Posted to solr-commits@lucene.apache.org by Apache Wiki <wi...@apache.org> on 2010/02/17 00:02:54 UTC

[Solr Wiki] Update of "DeploymentofSolrCoreswithZookeeper" by JasonRutherglen

Dear Wiki user,

You have subscribed to a wiki page or wiki category on "Solr Wiki" for change notification.

The "DeploymentofSolrCoreswithZookeeper" page has been changed by JasonRutherglen.
http://wiki.apache.org/solr/DeploymentofSolrCoreswithZookeeper

--------------------------------------------------

New page:
= Deployment of Solr Cores with Zookeeper =

https://issues.apache.org/jira/browse/SOLR-1724
== Architecture ==

Zookeeper may be used as a distributed filesystem to write which Solr servers should be running which cores.  GSON is the JSON library used to serialize and deserialize objects to and from the JSON format.  Ephemeral nodes are intentionally not used.  Zookeeper is used as a transactionally redundant filesystem, not a system for maintaining connections to various servers.  This is best left to dedicated monitoring services.

== Supported File Types ==

Zipped cores are the standard because they are easier to manage, download, and transfer across the network.

 * Zipped core accessible via HDFS
 * Zipped core accessible via HTTP

== Zookeeper Filesystem ==

=== Cores ===

Each "cores" file is written to Zookeeper and is of the form cores_N.  This is purposefully similar to the segment infos files written by Lucene.  The cores is stored in JSON format.

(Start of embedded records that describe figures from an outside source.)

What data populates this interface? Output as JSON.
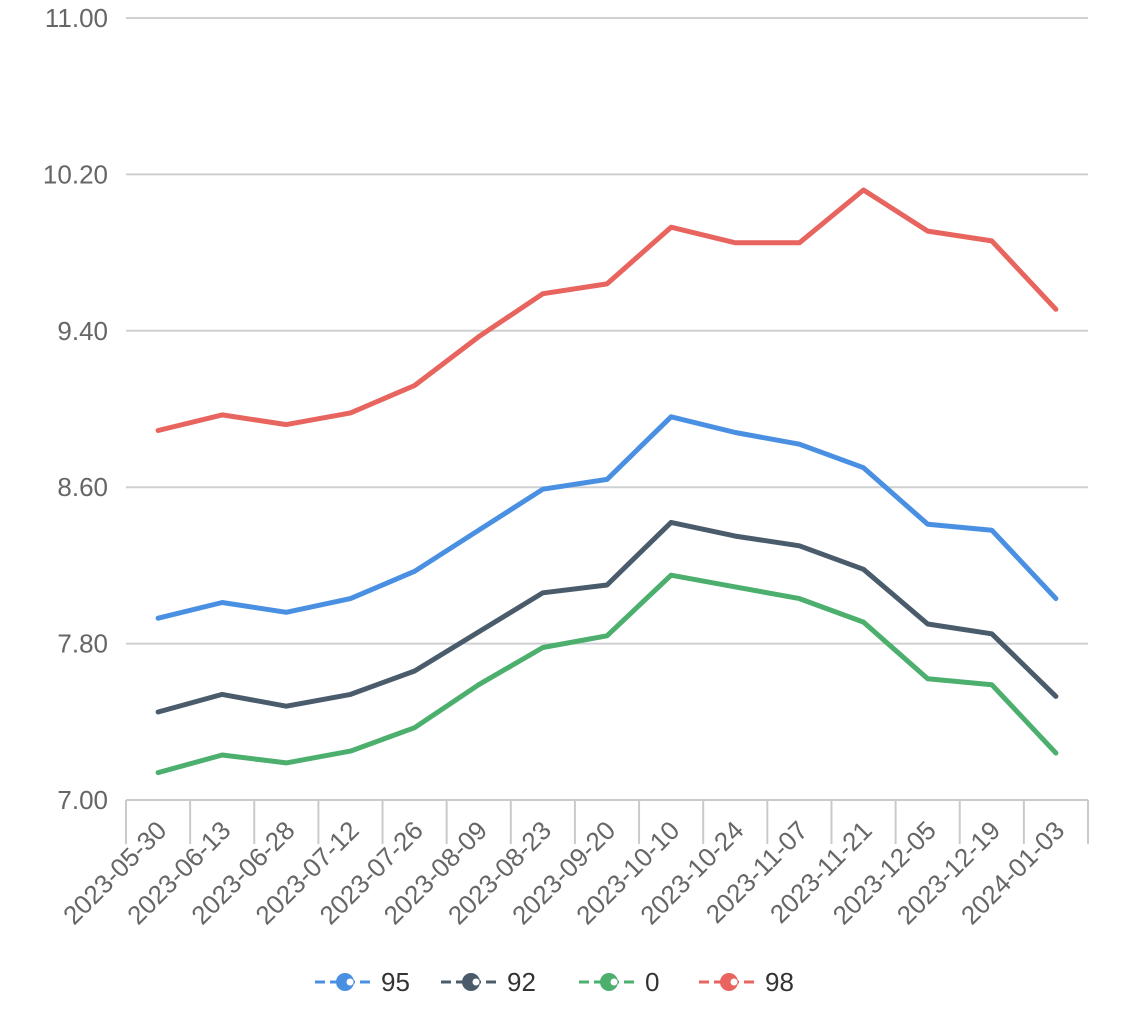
{
  "chart_data": {
    "type": "line",
    "categories": [
      "2023-05-30",
      "2023-06-13",
      "2023-06-28",
      "2023-07-12",
      "2023-07-26",
      "2023-08-09",
      "2023-08-23",
      "2023-09-20",
      "2023-10-10",
      "2023-10-24",
      "2023-11-07",
      "2023-11-21",
      "2023-12-05",
      "2023-12-19",
      "2024-01-03"
    ],
    "yticks": [
      "7.00",
      "7.80",
      "8.60",
      "9.40",
      "10.20",
      "11.00"
    ],
    "ylim": [
      7.0,
      11.0
    ],
    "grid": true,
    "legend_position": "bottom",
    "series": [
      {
        "name": "95",
        "color": "#4a90e2",
        "values": [
          7.93,
          8.01,
          7.96,
          8.03,
          8.17,
          8.38,
          8.59,
          8.64,
          8.96,
          8.88,
          8.82,
          8.7,
          8.41,
          8.38,
          8.03
        ]
      },
      {
        "name": "92",
        "color": "#4a5c6b",
        "values": [
          7.45,
          7.54,
          7.48,
          7.54,
          7.66,
          7.86,
          8.06,
          8.1,
          8.42,
          8.35,
          8.3,
          8.18,
          7.9,
          7.85,
          7.53
        ]
      },
      {
        "name": "0",
        "color": "#4caf6e",
        "values": [
          7.14,
          7.23,
          7.19,
          7.25,
          7.37,
          7.59,
          7.78,
          7.84,
          8.15,
          8.09,
          8.03,
          7.91,
          7.62,
          7.59,
          7.24
        ]
      },
      {
        "name": "98",
        "color": "#e8645e",
        "values": [
          8.89,
          8.97,
          8.92,
          8.98,
          9.12,
          9.37,
          9.59,
          9.64,
          9.93,
          9.85,
          9.85,
          10.12,
          9.91,
          9.86,
          9.51
        ]
      }
    ]
  }
}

Contents of the cores file:

||Name||Type||
||name||string||
||version||long||
||array||coresinfo||

Each cores info contains:
||Name||Type||
||host||string||
||name||string||
||instanceDir||string||
||configFile||string||
||schemaFile||string||
||dataDir||string||
||url||string||

=== Host ===

Each Solr server (aka host or CoreContainer) must report to Zookeeper which cores it has installed.  Each host file is of the form host_version.  It is the responsibility of each Solr host/server to match the state of the cores_N file.  

Contents of a host file:

||Name||Type||
||name||string||
||version||long||
||array||hostinfo||

Each host info contains:
||Name||Type||
||name||string||
||instanceDir||string||
||configFile||string||
||schemaFile||string||
||dataDir||string||
||size||long||
||lastModified||long||

=== Sample Directory Layout ===

There are 2 cores files in this sample directory layout.  Under /production/hosts several host files have been written.  Actually, all of the necessary hosts files have been written indicating that for example cores_1 and cores_2 operational definitions have completed.

/production/cores_1<<BR>>
/production/cores_2<<BR>>
/production/hosts/servera_1<<BR>>
/production/hosts/serverb_1<<BR>>
/production/hosts/serverc_1<<BR>>
/production/hosts/serverd_1<<BR>>
/production/hosts/servera_2<<BR>>
/production/hosts/serverb_2<<BR>>
/production/hosts/serverc_2<<BR>>
/production/hosts/serverd_2<<BR>>

== CoreController ==

Core deploy client that lives inside a CoreContainer.  It listens for events on a given path, finds it's hostname in the latest file by version.  Each cores file is like Lucene's segment infos file which describes the set of segments that make up the current index.  The cores file defines the set of cores that should be installed on a given Solr host.

A default root path must be defined, for the unit tests /production is used.